November is probably getting a little late. Anything between 9/15 and Dean’s letters 10/01 is probably on equal ground. Once we have Dean’s letters with their corroborating or not corroborating descriptions of reasons for delays or failures, things begin to change. If you are a superstar, most places will make room to interview you all the way to the end. If you are more in the middle, it becomes more difficult once we assume most of the data is in and we have decided where to draw the line based on the applicant pool and our capacity to see people. We decide about how many people we can see, and yes we do get some cancelations so some applicants are left hanging until that happens, but the people who are “wait listed” begin to say “no thank you” the closer to the end the process becomes. Applicants run out of time and money so we understand this. The “bar” for invites tends to creep up with time as we face the same interview fatigue that applicants are faced with. It is a bit of a game of chicken on our end. If we invite all that we can handle, we will be faced with “why are we seeing this person” when better applicants are coming in. If we hold off on to many slots, there is anxiety about getting enough to fill.

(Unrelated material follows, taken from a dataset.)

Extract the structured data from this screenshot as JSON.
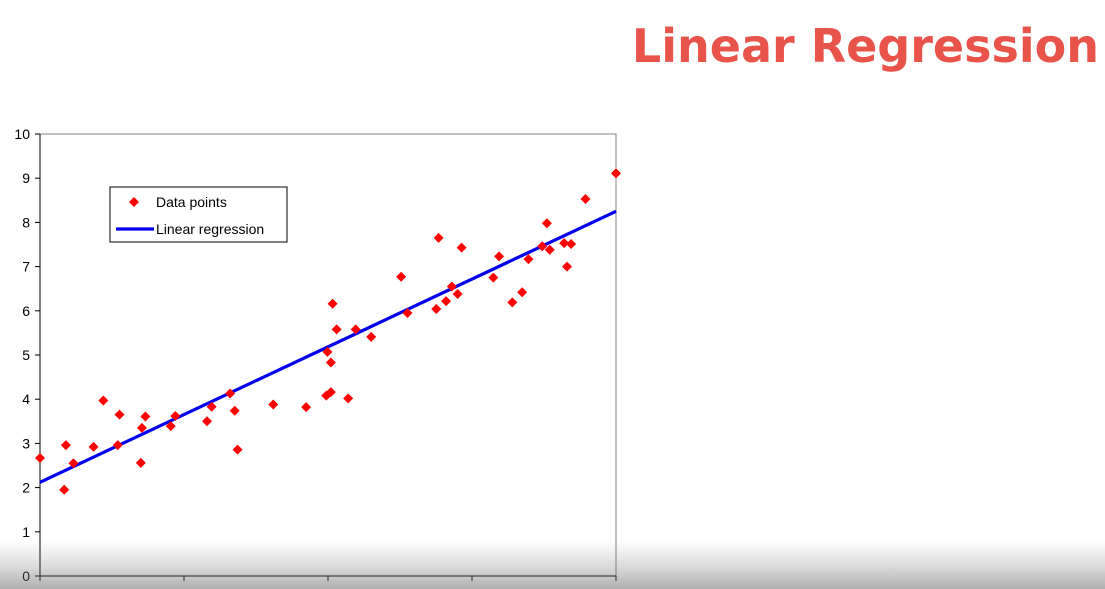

Holding large numbers on a wait list is cruel and doesn’t let people plan their lives. Applicants holding 20+ interviews they can’t possibly go to is the parallel sin as it closes out interviews for the less fortunate. If you are a good applicant, please decide how many programs you need to see to make up your mind and bow out early. My coordinator wants to kill applicants who cancel after she has arranged for a full day of interviews, so do not cancel last minute. Trust me she knows about everyone in the business and I have no control over her communication network or her ire. She is the nicest person in the world, but this is the one thing that she has lost tolerance for.
We will try and keep our wait lists short if you keep your end by doing this. If you get more than 8 interviews, you are very likely to be fine. If you don’t, go to all you get. If you don’t match in your top 5 or 6, you are unlikely to match in your top 20 in most cases. We don’t interview applicants we don’t want to match.